E noi? Figli di chi ha vissuto negli anni ’80, ragazzi che sono stati accolti nel nuovo millennio da una guerra invisibile al terrorismo, a cosa stiamo assistendo, in Italia? Impegno bellico? Retorica nazionalista? Guerra civile? Lotte studentesche? Niente di tutto questo.

Siamo qui a parlare, a fare le facce sdegnate, a commentare sottovoce e a fare battute sulle gesta di uomini, ominicchi e quaquaraquà che si dano il cambio alla guida dell’Italia. A subire una propaganda televisiva consumista e qualunquista, a sentir parlare personaggioni che fanno del “voltagabbanesimo” la loro religione, a essere narcotizzati e assuefatti a tutto ciò che ci circonda, nella speranza che la nostra capacità di reagire si avvicini sempre più allo zero. Io dico, meglio Mussolini che Minzolini. Almeno la dittatura era palese e se non eri d’accordo andavi via o facevi opposizione clandestina. Oggi invece, tranquilli e comodi, aspettiamo sempre che siano “gli altri” a fare la prima mossa. Tutti ci lamentiamo ma nessuno agisce.

Questa classe politica ci sta sbattendo in faccia giorno dopo giorno esempi di come sta calpestando la democrazia. Parlamento bloccato, leggi “ad personam”, spartizione di poltrone, ribaltoni e ribaltini, fughe di “Responsabili” per salvare il salvabile e delle grosse, grossissime, figure di merda a livello internazionale. Cosa c’è di democratico nel nostro sistema?
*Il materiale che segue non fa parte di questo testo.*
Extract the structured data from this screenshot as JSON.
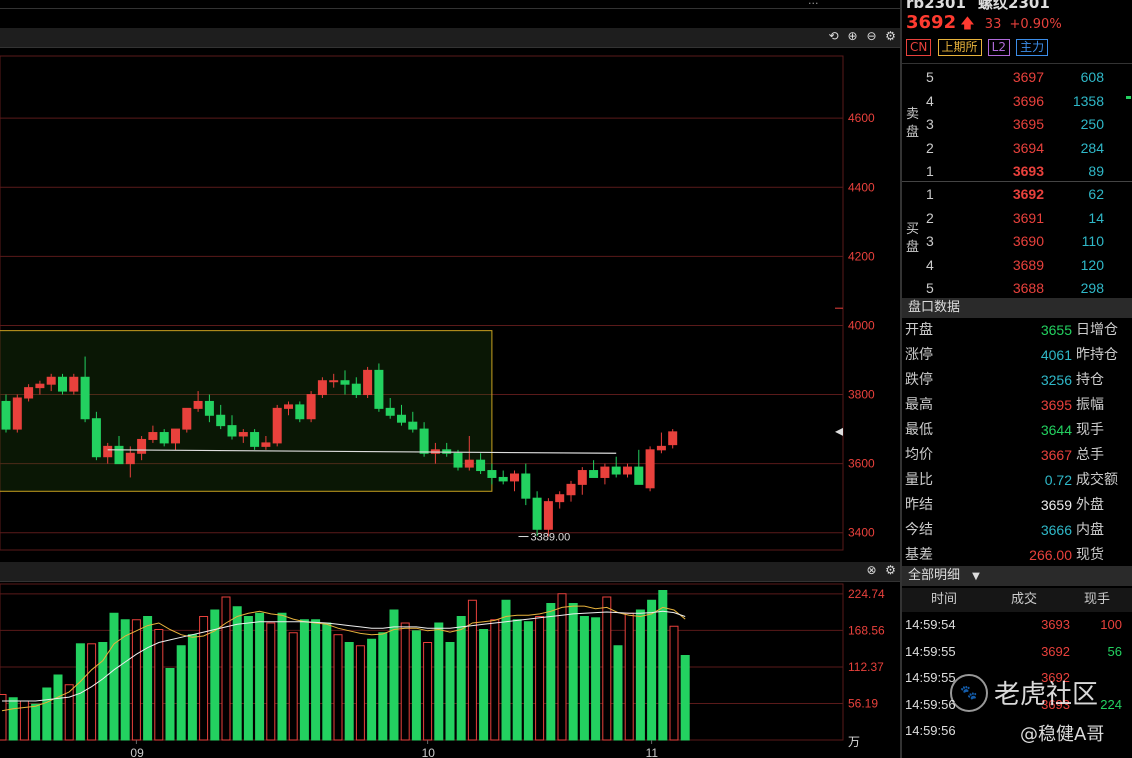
{
  "header": {
    "symbol": "rb2301",
    "name": "螺纹2301",
    "top_label": "...",
    "price": "3692",
    "change": "33",
    "change_pct": "+0.90%"
  },
  "tags": [
    {
      "label": "CN",
      "color": "#e8413c"
    },
    {
      "label": "上期所",
      "color": "#e8b33c"
    },
    {
      "label": "L2",
      "color": "#b06ad8"
    },
    {
      "label": "主力",
      "color": "#3c8de8"
    }
  ],
  "chart_toolbar": {
    "icons": [
      "undo-icon",
      "zoom-in-icon",
      "zoom-out-icon",
      "gear-icon"
    ],
    "glyphs": [
      "⟲",
      "⊕",
      "⊖",
      "⚙"
    ]
  },
  "volume_toolbar": {
    "glyphs": [
      "⊗",
      "⚙"
    ]
  },
  "chart_data": [
    {
      "type": "candlestick",
      "ylim": [
        3350,
        4780
      ],
      "yticks": [
        3400,
        3600,
        3800,
        4000,
        4200,
        4400,
        4600
      ],
      "x_ticks": [
        {
          "label": "09",
          "index": 7
        },
        {
          "label": "10",
          "index": 29
        },
        {
          "label": "11",
          "index": 45
        }
      ],
      "annotation": {
        "label": "3389.00",
        "value": 3389,
        "index": 45
      },
      "highlight_box": {
        "x_from_index": -1,
        "x_to_index": 43,
        "y_from": 3520,
        "y_to": 3985
      },
      "reference_line": {
        "value": 3630,
        "from_index": 9,
        "to_index": 54
      },
      "candles": [
        [
          3780,
          3800,
          3690,
          3700
        ],
        [
          3700,
          3800,
          3690,
          3790
        ],
        [
          3790,
          3830,
          3780,
          3820
        ],
        [
          3820,
          3840,
          3800,
          3830
        ],
        [
          3830,
          3860,
          3810,
          3850
        ],
        [
          3850,
          3860,
          3800,
          3810
        ],
        [
          3810,
          3860,
          3800,
          3850
        ],
        [
          3850,
          3910,
          3720,
          3730
        ],
        [
          3730,
          3750,
          3610,
          3620
        ],
        [
          3620,
          3660,
          3600,
          3650
        ],
        [
          3650,
          3680,
          3600,
          3600
        ],
        [
          3600,
          3650,
          3560,
          3630
        ],
        [
          3630,
          3680,
          3610,
          3670
        ],
        [
          3670,
          3710,
          3660,
          3690
        ],
        [
          3690,
          3700,
          3650,
          3660
        ],
        [
          3660,
          3700,
          3640,
          3700
        ],
        [
          3700,
          3760,
          3690,
          3760
        ],
        [
          3760,
          3810,
          3750,
          3780
        ],
        [
          3780,
          3800,
          3720,
          3740
        ],
        [
          3740,
          3770,
          3700,
          3710
        ],
        [
          3710,
          3740,
          3670,
          3680
        ],
        [
          3680,
          3700,
          3660,
          3690
        ],
        [
          3690,
          3700,
          3640,
          3650
        ],
        [
          3650,
          3680,
          3640,
          3660
        ],
        [
          3660,
          3770,
          3650,
          3760
        ],
        [
          3760,
          3780,
          3740,
          3770
        ],
        [
          3770,
          3780,
          3720,
          3730
        ],
        [
          3730,
          3810,
          3720,
          3800
        ],
        [
          3800,
          3850,
          3790,
          3840
        ],
        [
          3840,
          3860,
          3820,
          3840
        ],
        [
          3840,
          3870,
          3800,
          3830
        ],
        [
          3830,
          3850,
          3790,
          3800
        ],
        [
          3800,
          3880,
          3790,
          3870
        ],
        [
          3870,
          3890,
          3750,
          3760
        ],
        [
          3760,
          3790,
          3730,
          3740
        ],
        [
          3740,
          3770,
          3710,
          3720
        ],
        [
          3720,
          3750,
          3690,
          3700
        ],
        [
          3700,
          3720,
          3620,
          3630
        ],
        [
          3630,
          3660,
          3600,
          3640
        ],
        [
          3640,
          3660,
          3620,
          3630
        ],
        [
          3630,
          3640,
          3580,
          3590
        ],
        [
          3590,
          3680,
          3580,
          3610
        ],
        [
          3610,
          3630,
          3570,
          3580
        ],
        [
          3580,
          3600,
          3540,
          3560
        ],
        [
          3560,
          3580,
          3540,
          3550
        ],
        [
          3550,
          3580,
          3520,
          3570
        ],
        [
          3570,
          3600,
          3480,
          3500
        ],
        [
          3500,
          3520,
          3390,
          3410
        ],
        [
          3410,
          3500,
          3389,
          3490
        ],
        [
          3490,
          3520,
          3470,
          3510
        ],
        [
          3510,
          3550,
          3490,
          3540
        ],
        [
          3540,
          3590,
          3510,
          3580
        ],
        [
          3580,
          3610,
          3560,
          3560
        ],
        [
          3560,
          3600,
          3540,
          3590
        ],
        [
          3590,
          3620,
          3560,
          3570
        ],
        [
          3570,
          3600,
          3560,
          3590
        ],
        [
          3590,
          3640,
          3540,
          3540
        ],
        [
          3530,
          3650,
          3520,
          3640
        ],
        [
          3640,
          3690,
          3630,
          3650
        ],
        [
          3655,
          3700,
          3644,
          3692
        ]
      ]
    },
    {
      "type": "bar",
      "ylim": [
        0,
        240
      ],
      "yticks": [
        56.19,
        112.37,
        168.56,
        224.74
      ],
      "unit": "万",
      "values": [
        70,
        65,
        60,
        55,
        80,
        100,
        85,
        148,
        148,
        150,
        195,
        185,
        185,
        190,
        170,
        110,
        145,
        162,
        190,
        200,
        220,
        205,
        190,
        195,
        180,
        195,
        165,
        185,
        185,
        180,
        162,
        150,
        145,
        155,
        165,
        200,
        180,
        168,
        150,
        180,
        150,
        190,
        215,
        170,
        185,
        215,
        185,
        182,
        190,
        210,
        225,
        210,
        190,
        188,
        220,
        145,
        195,
        200,
        215,
        230,
        175,
        130
      ],
      "series": [
        {
          "color": "#e8b33c",
          "values": [
            45,
            48,
            50,
            52,
            58,
            66,
            74,
            90,
            108,
            122,
            148,
            160,
            168,
            176,
            180,
            170,
            162,
            158,
            160,
            168,
            180,
            190,
            195,
            198,
            194,
            192,
            186,
            182,
            180,
            178,
            172,
            168,
            164,
            162,
            163,
            170,
            172,
            172,
            168,
            170,
            166,
            170,
            180,
            182,
            184,
            190,
            192,
            192,
            194,
            198,
            204,
            206,
            206,
            202,
            204,
            196,
            192,
            190,
            194,
            204,
            200,
            186
          ]
        },
        {
          "color": "#eeeeee",
          "values": [
            60,
            60,
            60,
            60,
            62,
            64,
            66,
            72,
            82,
            94,
            108,
            120,
            132,
            142,
            150,
            154,
            158,
            162,
            166,
            170,
            174,
            178,
            180,
            182,
            182,
            182,
            182,
            182,
            181,
            180,
            178,
            176,
            174,
            172,
            172,
            174,
            174,
            174,
            172,
            172,
            172,
            174,
            176,
            178,
            180,
            182,
            184,
            186,
            188,
            190,
            192,
            194,
            195,
            196,
            197,
            196,
            195,
            195,
            196,
            198,
            196,
            190
          ]
        }
      ],
      "x_ticks": [
        {
          "label": "09",
          "index": 12
        },
        {
          "label": "10",
          "index": 38
        },
        {
          "label": "11",
          "index": 58
        }
      ]
    }
  ],
  "orderbook": {
    "sell_label": [
      "卖",
      "盘"
    ],
    "buy_label": [
      "买",
      "盘"
    ],
    "sells": [
      {
        "lvl": "5",
        "price": "3697",
        "qty": "608"
      },
      {
        "lvl": "4",
        "price": "3696",
        "qty": "1358"
      },
      {
        "lvl": "3",
        "price": "3695",
        "qty": "250"
      },
      {
        "lvl": "2",
        "price": "3694",
        "qty": "284"
      },
      {
        "lvl": "1",
        "price": "3693",
        "qty": "89"
      }
    ],
    "buys": [
      {
        "lvl": "1",
        "price": "3692",
        "qty": "62"
      },
      {
        "lvl": "2",
        "price": "3691",
        "qty": "14"
      },
      {
        "lvl": "3",
        "price": "3690",
        "qty": "110"
      },
      {
        "lvl": "4",
        "price": "3689",
        "qty": "120"
      },
      {
        "lvl": "5",
        "price": "3688",
        "qty": "298"
      }
    ]
  },
  "quote": {
    "title": "盘口数据",
    "rows": [
      {
        "label": "开盘",
        "value": "3655",
        "color": "green",
        "label2": "日增仓"
      },
      {
        "label": "涨停",
        "value": "4061",
        "color": "cyan",
        "label2": "昨持仓"
      },
      {
        "label": "跌停",
        "value": "3256",
        "color": "cyan",
        "label2": "持仓"
      },
      {
        "label": "最高",
        "value": "3695",
        "color": "red",
        "label2": "振幅"
      },
      {
        "label": "最低",
        "value": "3644",
        "color": "green",
        "label2": "现手"
      },
      {
        "label": "均价",
        "value": "3667",
        "color": "red",
        "label2": "总手"
      },
      {
        "label": "量比",
        "value": "0.72",
        "color": "cyan",
        "label2": "成交额"
      },
      {
        "label": "昨结",
        "value": "3659",
        "color": "white",
        "label2": "外盘"
      },
      {
        "label": "今结",
        "value": "3666",
        "color": "cyan",
        "label2": "内盘"
      },
      {
        "label": "基差",
        "value": "266.00",
        "color": "red",
        "label2": "现货"
      }
    ]
  },
  "trades": {
    "title": "全部明细",
    "headers": [
      "时间",
      "成交",
      "现手"
    ],
    "rows": [
      {
        "time": "14:59:54",
        "price": "3693",
        "qty": "100",
        "qcolor": "red"
      },
      {
        "time": "14:59:55",
        "price": "3692",
        "qty": "56",
        "qcolor": "green"
      },
      {
        "time": "14:59:55",
        "price": "3692",
        "qty": "",
        "qcolor": "green"
      },
      {
        "time": "14:59:56",
        "price": "3693",
        "qty": "224",
        "qcolor": "green"
      },
      {
        "time": "14:59:56",
        "price": "",
        "qty": "",
        "qcolor": "green"
      }
    ]
  },
  "watermark": {
    "brand": "老虎社区",
    "author": "@稳健A哥"
  },
  "colors": {
    "up": "#e8413c",
    "down": "#23d160",
    "grid": "#5a1a1a"
  }
}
Se la democrazia è scegliere chi governa, ebbene, l’Italia non è una democrazia. Possiamo mettere una croce sul partito, ma chi va in Parlamento lo decide il partito. E non tutti hanno la facoltà economica di fare un partito. Quindi, il potere legislativo ed esecutivo è in mano a pochi, che possono sfruttarlo a piacimento. Democrazia il cazzo.

Quale potere rimane? Quello giudiziario. Se avete capito dove voglio arrivare, ecco la chiusura del cerchio: l’attacco alla Magistratura, ultimo rigurgito di libertà rimasto in Italia, sebbene anch’essa sia malata e deviata al suo interno. Ma almeno c’è. Dovesse crollare, sarebbe la fine.

Ecco il diverso spessore di “Storia” a cui hanno assistito la mia generazione e quella della guerra. Da un lato, si pensava a sopravvivere alla guerra e a costruire l’Italia, dall’altro si pensa a come spartirsi il denaro pubblico e a distruggere lo Stato, asservendolo ai propri bisogni. Prima si combatteva contro un regime politico, oggi siamo intrappolati da un regime mediatico, subdolo e inconscio.

L’unica speranza è nel tempo, il solo galantuomo sopravvissuto alla barbarie morale che ha avvolto il nostro bel paese.